Longtime readers will recall our fondness for the television program Who Do You Think You Are? and our interest in learning more about our great-grandmother, Maude Ellen Johnson Oakes, who as a teenager in the 1890s traveled with her family in a covered wagon from Illinois to Oklahoma.
Maude lived to the ripe old age of 92, so she witnessed firsthand an astonishing amount of change in the world. As we wrote in our previous post about her, after coming to Oklahoma in a covered wagon, she lived long enough to see men on the moon, not to mention the advent of cars, radio, moving pictures and television, women being given the right to vote (she was nearly 40 at the time), the civil rights movement, and on and on.
She missed out on the internet by a good many years, though, and that’s a shame, in a way, because that’s how we continue to pick up more tidbits about her.
We already knew that, in 1920, Maude and her then-husband, Patterson Oakes, lived in Pauls Valley, Oklahoma, about 60 miles south of Oklahoma City, with their three teenage sons. Patterson was a rural carrier (mailman? Not sure) and Maude was a salesclerk at a dry goods store.

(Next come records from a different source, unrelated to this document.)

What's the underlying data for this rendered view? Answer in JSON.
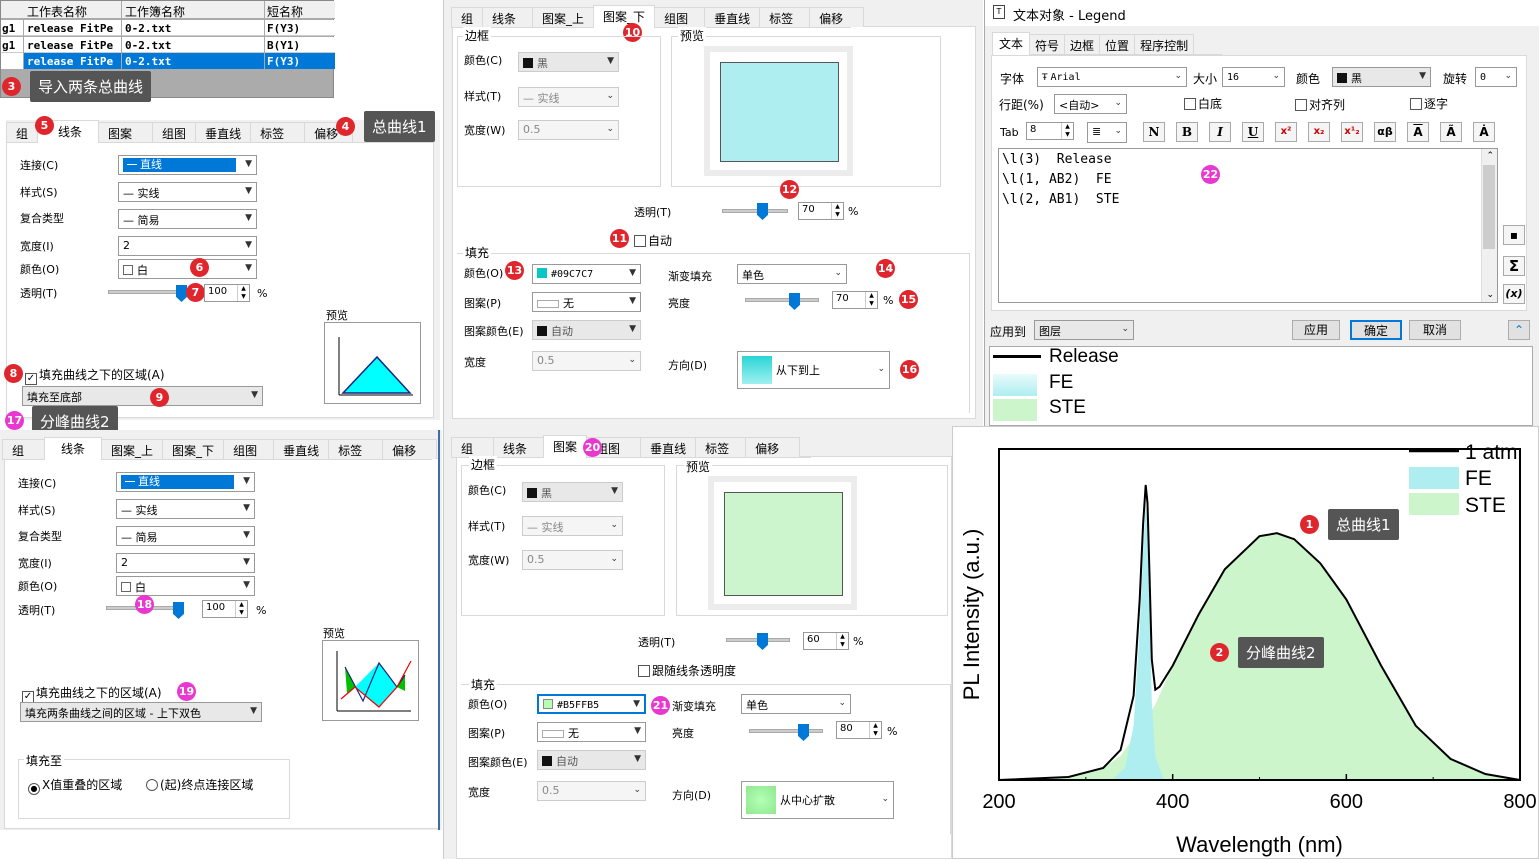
{
  "worksheet_table": {
    "headers": [
      "工作表名称",
      "工作簿名称",
      "短名称"
    ],
    "rows": [
      {
        "prefix": "g1",
        "sheet": "release FitPe",
        "book": "0-2.txt",
        "short": "F(Y3)"
      },
      {
        "prefix": "g1",
        "sheet": "release FitPe",
        "book": "0-2.txt",
        "short": "B(Y1)"
      },
      {
        "prefix": "",
        "sheet": "release FitPe",
        "book": "0-2.txt",
        "short": "F(Y3)"
      }
    ]
  },
  "annotations": {
    "a1": "总曲线1",
    "a2": "分峰曲线2",
    "a3": "导入两条总曲线",
    "a4": "总曲线1",
    "a17": "分峰曲线2"
  },
  "badges": [
    "1",
    "2",
    "3",
    "4",
    "5",
    "6",
    "7",
    "8",
    "9",
    "10",
    "11",
    "12",
    "13",
    "14",
    "15",
    "16",
    "17",
    "18",
    "19",
    "20",
    "21",
    "22"
  ],
  "line_panel_top": {
    "tabs": [
      "组",
      "线条",
      "图案",
      "组图",
      "垂直线",
      "标签",
      "偏移"
    ],
    "connect_label": "连接(C)",
    "connect_value": "直线",
    "style_label": "样式(S)",
    "style_value": "实线",
    "compound_label": "复合类型",
    "compound_value": "简易",
    "width_label": "宽度(I)",
    "width_value": "2",
    "color_label": "颜色(O)",
    "color_value": "白",
    "trans_label": "透明(T)",
    "trans_value": "100",
    "pct": "%",
    "preview_label": "预览",
    "fill_check": "填充曲线之下的区域(A)",
    "fill_combo": "填充至底部"
  },
  "line_panel_bottom": {
    "tabs": [
      "组",
      "线条",
      "图案_上",
      "图案_下",
      "组图",
      "垂直线",
      "标签",
      "偏移"
    ],
    "connect_label": "连接(C)",
    "connect_value": "直线",
    "style_label": "样式(S)",
    "style_value": "实线",
    "compound_label": "复合类型",
    "compound_value": "简易",
    "width_label": "宽度(I)",
    "width_value": "2",
    "color_label": "颜色(O)",
    "color_value": "白",
    "trans_label": "透明(T)",
    "trans_value": "100",
    "pct": "%",
    "preview_label": "预览",
    "fill_check": "填充曲线之下的区域(A)",
    "fill_combo": "填充两条曲线之间的区域 - 上下双色",
    "fill_to_label": "填充至",
    "radio1": "X值重叠的区域",
    "radio2": "(起)终点连接区域"
  },
  "pattern_panel_top": {
    "tabs": [
      "组",
      "线条",
      "图案_上",
      "图案_下",
      "组图",
      "垂直线",
      "标签",
      "偏移"
    ],
    "border_label": "边框",
    "color_label": "颜色(C)",
    "color_value": "黑",
    "style_label": "样式(T)",
    "style_value": "实线",
    "width_label": "宽度(W)",
    "width_value": "0.5",
    "preview_label": "预览",
    "trans_label": "透明(T)",
    "trans_value": "70",
    "pct": "%",
    "auto_label": "自动",
    "fill_label": "填充",
    "fcolor_label": "颜色(O)",
    "fcolor_value": "#09C7C7",
    "gradient_label": "渐变填充",
    "gradient_value": "单色",
    "pattern_label": "图案(P)",
    "pattern_value": "无",
    "brightness_label": "亮度",
    "brightness_value": "70",
    "pcolor_label": "图案颜色(E)",
    "pcolor_value": "自动",
    "pwidth_label": "宽度",
    "pwidth_value": "0.5",
    "dir_label": "方向(D)",
    "dir_value": "从下到上",
    "fill_hex": "#aeeef0"
  },
  "pattern_panel_bottom": {
    "tabs": [
      "组",
      "线条",
      "图案",
      "组图",
      "垂直线",
      "标签",
      "偏移"
    ],
    "border_label": "边框",
    "color_label": "颜色(C)",
    "color_value": "黑",
    "style_label": "样式(T)",
    "style_value": "实线",
    "width_label": "宽度(W)",
    "width_value": "0.5",
    "preview_label": "预览",
    "trans_label": "透明(T)",
    "trans_value": "60",
    "pct": "%",
    "follow_label": "跟随线条透明度",
    "fill_label": "填充",
    "fcolor_label": "颜色(O)",
    "fcolor_value": "#B5FFB5",
    "gradient_label": "渐变填充",
    "gradient_value": "单色",
    "pattern_label": "图案(P)",
    "pattern_value": "无",
    "brightness_label": "亮度",
    "brightness_value": "80",
    "pcolor_label": "图案颜色(E)",
    "pcolor_value": "自动",
    "pwidth_label": "宽度",
    "pwidth_value": "0.5",
    "dir_label": "方向(D)",
    "dir_value": "从中心扩散",
    "fill_hex": "#cdf5cd"
  },
  "legend_dialog": {
    "title": "文本对象 - Legend",
    "tabs": [
      "文本",
      "符号",
      "边框",
      "位置",
      "程序控制"
    ],
    "font_label": "字体",
    "font_value": "Arial",
    "size_label": "大小",
    "size_value": "16",
    "color_label": "颜色",
    "color_value": "黑",
    "rotate_label": "旋转",
    "rotate_value": "0",
    "linespace_label": "行距(%)",
    "linespace_value": "<自动>",
    "white_bg": "白底",
    "align": "对齐列",
    "verbatim": "逐字",
    "tab_label": "Tab",
    "tab_value": "8",
    "format_buttons": [
      "N",
      "B",
      "I",
      "U",
      "x²",
      "x₂",
      "x¹₂",
      "αβ",
      "A",
      "Ã",
      "Ȧ"
    ],
    "text_lines": [
      "\\l(3)  Release",
      "\\l(1, AB2)  FE",
      "\\l(2, AB1)  STE"
    ],
    "side_buttons": [
      "▪",
      "Σ",
      "(x)"
    ],
    "apply_label": "应用到",
    "apply_value": "图层",
    "btn_apply": "应用",
    "btn_ok": "确定",
    "btn_cancel": "取消",
    "legend_preview": [
      "Release",
      "FE",
      "STE"
    ]
  },
  "colors": {
    "fe": "#aeeef0",
    "ste": "#ccf5cc",
    "accent": "#0078d7",
    "badge_red": "#e0262d",
    "badge_magenta": "#e838d0"
  },
  "chart_data": {
    "type": "area",
    "xlabel": "Wavelength (nm)",
    "ylabel": "PL Intensity (a.u.)",
    "xlim": [
      200,
      800
    ],
    "x_ticks": [
      "200",
      "400",
      "600",
      "800"
    ],
    "legend": [
      "1 atm",
      "FE",
      "STE"
    ],
    "legend_position": "top-right",
    "series": [
      {
        "name": "1 atm",
        "kind": "line",
        "x": [
          200,
          280,
          320,
          340,
          355,
          362,
          366,
          369,
          371,
          373,
          376,
          380,
          385,
          400,
          430,
          460,
          500,
          520,
          540,
          570,
          600,
          640,
          680,
          720,
          760,
          800
        ],
        "y": [
          0.0,
          0.01,
          0.04,
          0.1,
          0.28,
          0.6,
          0.85,
          0.98,
          0.92,
          0.72,
          0.4,
          0.3,
          0.31,
          0.38,
          0.55,
          0.7,
          0.81,
          0.82,
          0.8,
          0.72,
          0.6,
          0.38,
          0.18,
          0.07,
          0.02,
          0.0
        ]
      },
      {
        "name": "FE",
        "kind": "area",
        "x": [
          330,
          345,
          355,
          362,
          366,
          369,
          371,
          373,
          376,
          380,
          390
        ],
        "y": [
          0.0,
          0.04,
          0.18,
          0.5,
          0.76,
          0.92,
          0.86,
          0.62,
          0.26,
          0.08,
          0.0
        ]
      },
      {
        "name": "STE",
        "kind": "area",
        "x": [
          200,
          280,
          320,
          340,
          360,
          380,
          400,
          430,
          460,
          500,
          520,
          540,
          570,
          600,
          640,
          680,
          720,
          760,
          800
        ],
        "y": [
          0.0,
          0.01,
          0.04,
          0.08,
          0.16,
          0.25,
          0.38,
          0.55,
          0.7,
          0.81,
          0.82,
          0.8,
          0.72,
          0.6,
          0.38,
          0.18,
          0.07,
          0.02,
          0.0
        ]
      }
    ]
  }
}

But shortly thereafter, Patterson apparently did Maude wrong once too often and she divorced him (we have no idea what his offense was, but our grandfather never once spoke of him to his own children, much less us grandkids). The three sons graduated from Pauls Valley High and shortly thereafter Maude moved with the boys to Norman, Oklahoma, where Herbert, Cecil (our grandfather) and Elmer all attended the University of Oklahoma.
We knew that Maude was eventually employed by that same university, working in the women’s gymnasium (she continued working there into her 80s and protested loudly and long when they finally made her retire), but we hadn’t known what she did prior to that after gathering up her belongings and her boys and moving to Norman from Pauls Valley.
But we stumbled upon some new info recently, thanks to the Oklahoma Historical Society’s website. McCall’s was, it seems, a prominent Norman department store. It was in operation by 1909 (and quite possibly earlier), and its slogan that year was “McCall’s: The Daylight Store”; by 1922, the good folks at McCall’s were going with “Norman’s Greatest Store.”
From a 1922 McCall’s advertisement that appeared in a newspaper called The Norman Transcript (still in operation today), we learned that Maude was a department manager at McCall’s—Staple Cottons and Linens was the department she oversaw. And as you’ll see, the advertisement even included a photograph of our Maude.
And all this by typing a couple of key words into the search tool on the OHS website. We think Maude would be impressed!